Quasi-księżyc 2023 FW13 dopiero co został odkryty przez naukowców. Niewielka asteroida towarzyszy Ziemi w wędrówce dookoła Słońca od co najmniej setnego roku przed naszą erą. To ciało niebieskie nie orbituje dookoła naszej planety, ale porusza się wraz z nią - grawitacja Ziemi tylko lekko nakierowuje je na odpowiedni tor.
Wiele planet Układu Słonecznego posiada wiele naturalnych satelitów - Saturn ma ich nawet ponad setkę - ale Ziemia może poszczycić się zaledwie jednym. Nowe obserwacje pokazują jednak, że w trakcie podróży dookoła Słońca wcale nie jesteśmy aż tacy samotni, jak może się wydawać.
Bliski sąsiad
Asteroida 2023 FW13 została po raz pierwszy zaobserwowana w marcu tego roku przez naukowców z obserwatorium Pan-STARRS na Hawajach. Jej odkrycie szybko potwierdzili astronomowie z innych jednostek oraz Międzynarodowa Unia Astronomiczna. Pierwsze opublikowane informacje na temat asteroidy przyciągnęły uwagę astronoma Adriena Coffineta, który wywnioskował z nich, że ciało niebieskie może mieć podobną orbitę co Ziemia.
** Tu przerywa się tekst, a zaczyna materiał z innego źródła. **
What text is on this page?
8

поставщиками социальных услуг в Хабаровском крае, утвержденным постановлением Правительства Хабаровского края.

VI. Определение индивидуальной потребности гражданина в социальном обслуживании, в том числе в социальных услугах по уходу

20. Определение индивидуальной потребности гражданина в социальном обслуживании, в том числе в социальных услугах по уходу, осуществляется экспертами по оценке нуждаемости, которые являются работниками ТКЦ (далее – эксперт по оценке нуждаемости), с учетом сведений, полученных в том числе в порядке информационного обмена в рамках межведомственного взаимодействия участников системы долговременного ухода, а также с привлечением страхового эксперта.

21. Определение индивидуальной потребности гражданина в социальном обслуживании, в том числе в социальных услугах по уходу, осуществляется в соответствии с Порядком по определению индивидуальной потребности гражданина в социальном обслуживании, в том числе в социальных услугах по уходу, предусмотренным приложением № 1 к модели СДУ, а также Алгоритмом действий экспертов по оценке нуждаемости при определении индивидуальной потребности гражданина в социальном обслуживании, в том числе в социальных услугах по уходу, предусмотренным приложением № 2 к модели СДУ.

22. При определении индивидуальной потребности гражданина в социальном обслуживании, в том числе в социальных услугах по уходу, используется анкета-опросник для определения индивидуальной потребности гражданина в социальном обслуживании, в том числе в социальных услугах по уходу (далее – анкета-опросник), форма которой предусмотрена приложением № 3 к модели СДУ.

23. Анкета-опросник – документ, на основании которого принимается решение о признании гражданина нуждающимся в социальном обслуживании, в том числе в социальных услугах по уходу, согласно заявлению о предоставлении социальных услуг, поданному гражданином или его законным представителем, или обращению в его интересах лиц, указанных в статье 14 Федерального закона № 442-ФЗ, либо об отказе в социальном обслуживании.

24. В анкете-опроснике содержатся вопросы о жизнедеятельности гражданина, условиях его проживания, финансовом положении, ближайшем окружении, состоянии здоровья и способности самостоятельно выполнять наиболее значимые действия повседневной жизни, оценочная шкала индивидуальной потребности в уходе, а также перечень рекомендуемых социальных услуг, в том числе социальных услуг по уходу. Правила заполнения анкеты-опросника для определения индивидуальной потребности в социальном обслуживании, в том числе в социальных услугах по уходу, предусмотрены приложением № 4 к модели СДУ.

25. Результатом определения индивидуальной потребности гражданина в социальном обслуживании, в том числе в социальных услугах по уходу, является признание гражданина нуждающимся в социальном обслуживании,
Coffinet przeprowadził symulację orbity 2023 FW13. Jak się okazało, kosmiczna skała obiega Słońce dokładnie w takim samym czasie, jak Ziemia, cały czas pozostając w stosunkowo niewielkiej odległości od naszej planety. Tego typu obiekty nazywamy quasi-księżycami lub quasi-satelitami. Ciało takie nie jest bezpośrednio związane z Ziemią, pozostaje jednak w grawitacyjnym związku z naszą planetą.
2023 FW13 to niewielki obiekt, mierzący około 15 metrów. Jego orbita najbardziej zbliża się do Ziemi na odległość 14 milionów kilometrów - dla porównania, dla Księżyca ten punkt znajduje się 364 tysiące km od naszej planety.
Długo z nami zostanie
Chociaż 2023 FW13 nie jest jedynym quasi-księżycem Ziemi - w 2016 roku zaobserwowano asteroidę Kamoʻoalewa, która również obiega Słońce wraz z naszą planetą - jest ona wyjątkowa z jednego względu. Wyliczenia przeprowadzone przez Coffineta pokazały, że ciało niebieskie towarzyszy Ziemi od ponad dwóch tysięcy lat, przynajmniej od roku 100 przed naszą erą. Dla porównania, Kamoʻoalewa została "przechwycona" na początku XX wieku.
- Wygląda na to, że jest to najdłużej towarzyszący nam quasi-księżyc Ziemi, jaki do tej pory poznaliśmy - powiedział Coffinet w rozmowie z portalem "Sky & Telescope". - Wydaje się, że jego orbita pozostanie w tej konfiguracji przez prawie 4000 lat.
Jak podkreślił Alan Harris z Instytutu Nauk Kosmicznych w Kolorado, takie obiekty, choć orbitują w zgodzie z Ziemią, prawdopodobnie nigdy nie będą stanowić poważnego zagrożenia. Tego typu orbita jest ponadto bardziej stabilna niż te nieregularne, niepowiązane z naszą planetą.